Regardless, the incident in October has led one publication to call Ray the worst judge in the nation. It’s a title that both Lane and Richards said is completely unfair.
“What he did was a mistake, but to be called one of the worst judges in the country is ridiculous,” Richards said. “He’s one of the best judges in the country. He knows the law inside, out.”
“The Defense Bar that thinks he’s not the kind of visiting judge they want have misjudged Jerry Ray,” Lane said. “The people of Palo Pinto were lucky to have him all those years. He’s exactly what anybody would want in a judge, as fine a judge as I’ve ever had the opportunity to be in front of. I’ve been doing this for over 40 years and if I could try a case in front of him every week I’d do it. He always went out of his way to make sure things were done in accordance with the law and they were fair. He never tried to prejudice or influence anything that ever happened in a courthouse. Judges can influence things if they want to; I never saw that from him. He’s truly a no-nonsense judge, though.”
Richards said one of the things he admires most about Ray is his knowledge of the law. He said while most judges are more interested in politicking, he has always observed Ray as a continual student of the law, always building on his knowledge and understanding of his craft.
“He’s always studying the law, more than any judge I’ve seen,” he said. “I’ve never been in his office when he’s politicking. He does what people are paying him to do: be a judge, not a politician. It’s refreshing.”
Lane and Richards did not shy away from what some may call Ray’s ‘temper’ in the courtroom. Both recounted stories of Ray becoming “pretty irritated” with lawyers who showed up to court late or not properly prepared for their cases. But Lane stood by Ray’s intense dedication to always running a fair and efficient court.
“If anybody has ever been in Judge Ray’s court, he’s not a warm and fuzzy judge. He’s all business,” Lane said. “Judge Ray will tell you what’s on his mind faster than a lot of people. Is that bad? I married a woman that’s just like that. She’ll tell me exactly what’s on her mind and that’s why I love her. That may be why I’m so fond of Judge Ray. You don’t have to wonder what that man is thinking or what he’s going to do. He’s going to follow the law and do it as efficiently and quickly as he could. For lawyers that try cases, you can’t ask for anything better than that.”

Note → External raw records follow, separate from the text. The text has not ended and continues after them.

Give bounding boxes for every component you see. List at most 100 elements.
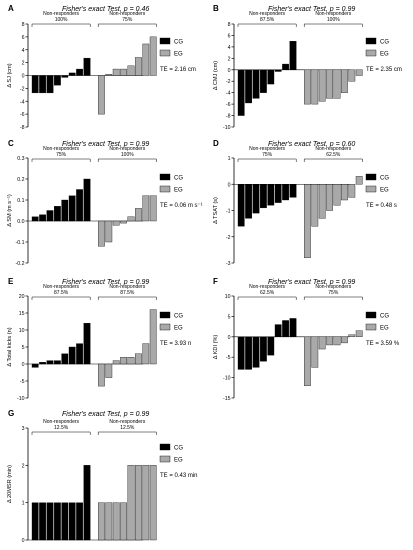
bar-cg-5 (267, 69, 275, 85)
bar-eg-8 (355, 69, 363, 76)
y-tick-label: -1 (226, 209, 231, 215)
y-tick-label: 6 (22, 35, 25, 41)
y-tick-label: 2 (228, 56, 231, 62)
panel-label: D (213, 139, 219, 148)
bar-cg-4 (54, 206, 61, 222)
bar-cg-6 (68, 502, 76, 541)
bar-cg-2 (39, 214, 46, 222)
te-label: TE = 0.43 min (160, 473, 198, 479)
panel-label: F (213, 277, 218, 286)
chart-title: Fisher's exact Test, p = 0.60 (268, 141, 355, 148)
bracket-line (303, 23, 363, 27)
bar-eg-6 (135, 57, 142, 76)
bar-eg-1 (98, 75, 105, 115)
y-tick-label: -2 (226, 235, 231, 241)
panel-e: E Fisher's exact Test, p = 0.99 -10 -5 0 5 10 1… (7, 277, 191, 402)
bracket-line (31, 23, 91, 27)
bar-eg-8 (355, 176, 363, 185)
bracket-line (97, 23, 157, 27)
bar-cg-3 (252, 69, 260, 99)
panel-label: C (8, 139, 14, 148)
bar-cg-5 (61, 502, 69, 541)
bracket-percent: 75% (122, 17, 133, 23)
bracket-percent: 12.5% (54, 425, 69, 431)
bracket-percent: 87.5% (120, 290, 135, 296)
legend-label-eg: EG (380, 52, 389, 58)
y-tick-label: 4 (228, 45, 231, 51)
bracket-percent: 75% (262, 152, 273, 158)
bar-cg-7 (76, 502, 83, 541)
bar-eg-7 (348, 184, 356, 198)
y-tick-label: -0.1 (16, 240, 25, 246)
legend-swatch-cg (365, 311, 377, 319)
legend-label-cg: CG (174, 176, 183, 182)
bar-eg-7 (142, 43, 150, 76)
bracket-label: Non-responders (109, 146, 145, 152)
y-axis-label: Δ 20MSR (min) (7, 465, 13, 503)
panel-a: A Fisher's exact Test, p = 0.46 -8 -6 -4 -2 0 2… (7, 4, 196, 131)
legend-swatch-cg (159, 173, 171, 181)
bar-eg-5 (127, 465, 135, 541)
bar-cg-6 (68, 346, 76, 365)
chart-title: Fisher's exact Test, p = 0.46 (62, 6, 149, 13)
bar-cg-8 (83, 323, 91, 365)
bar-cg-7 (76, 68, 83, 76)
bar-eg-5 (333, 336, 341, 346)
te-label: TE = 2.35 cm (366, 67, 402, 73)
bar-cg-7 (76, 343, 83, 365)
bar-cg-4 (54, 75, 61, 86)
y-tick-label: -6 (20, 112, 25, 118)
bar-cg-7 (282, 63, 289, 70)
bar-eg-4 (120, 502, 127, 541)
bracket-line (237, 296, 297, 300)
bar-eg-2 (311, 69, 319, 105)
panel-f: F Fisher's exact Test, p = 0.99 -15 -10 -5 0 5… (213, 277, 400, 402)
bar-cg-3 (46, 360, 54, 365)
chart-title: Fisher's exact Test, p = 0.99 (62, 141, 149, 148)
y-tick-label: 1 (22, 501, 25, 507)
bar-eg-3 (318, 69, 326, 102)
legend-label-cg: CG (380, 176, 389, 182)
te-label: TE = 0.06 m s⁻¹ (160, 203, 203, 209)
y-axis-label: Δ SM (m s⁻¹) (7, 194, 13, 227)
bracket-label: Non-responders (249, 146, 285, 152)
bracket-percent: 87.5% (54, 290, 69, 296)
y-tick-label: -10 (223, 376, 231, 382)
bar-cg-1 (31, 502, 39, 541)
y-tick-label: -5 (20, 379, 25, 385)
y-axis-label: Δ Total kicks (n) (7, 327, 13, 366)
bar-cg-5 (267, 336, 275, 356)
bar-eg-3 (112, 68, 120, 76)
bar-cg-3 (46, 75, 54, 94)
y-tick-label: -8 (226, 114, 231, 120)
bar-cg-1 (237, 184, 245, 227)
bracket-label: Non-responders (315, 284, 351, 290)
bracket-percent: 100% (55, 17, 68, 23)
panel-label: G (8, 409, 14, 418)
bar-eg-2 (105, 74, 113, 76)
legend-swatch-eg (159, 49, 171, 57)
y-tick-label: 15 (19, 311, 25, 317)
bar-cg-6 (274, 324, 282, 337)
bar-cg-2 (39, 75, 46, 94)
y-tick-label: -2 (20, 86, 25, 92)
bar-eg-6 (341, 184, 348, 201)
y-tick-label: 0.2 (17, 177, 24, 183)
chart-title: Fisher's exact Test, p = 0.99 (268, 6, 355, 13)
y-tick-label: -10 (17, 396, 25, 402)
bar-cg-4 (54, 502, 61, 541)
y-tick-label: 0 (228, 182, 231, 188)
bracket-line (237, 23, 297, 27)
bar-eg-4 (120, 68, 127, 76)
bar-eg-4 (326, 336, 333, 346)
bracket-line (303, 296, 363, 300)
y-tick-label: 10 (19, 328, 25, 334)
y-tick-label: 2 (22, 61, 25, 67)
y-tick-label: -15 (223, 396, 231, 402)
bracket-label: Non-responders (43, 11, 79, 17)
legend-swatch-cg (365, 37, 377, 45)
bar-cg-3 (46, 210, 54, 222)
bar-eg-1 (304, 336, 311, 386)
bar-cg-7 (282, 320, 289, 337)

Both Lane and Richards said everything surrounding the DWI case in October got blown out of proportion. They said, although it was not right for Ray to say what he did and essentially tell the jury their verdict was wrong, to judge Jerry Ray on the strength of his character and ability to do his job by this one isolated incident would be an incredible injustice.
“It’s unfortunate, but I would hope that this little bitty hiccup would not have any influence on people’s perception of Jerry, who he is, what he’s done and what he will continue to do,” Lane said. “If we were all judged forever off of one stupid thing we said, then this would be a pretty lousy life. [But] this, too, shall pass. I just think it’s a shame that Tarrant County may not use him for a while. I don’t know anybody that’s any better.”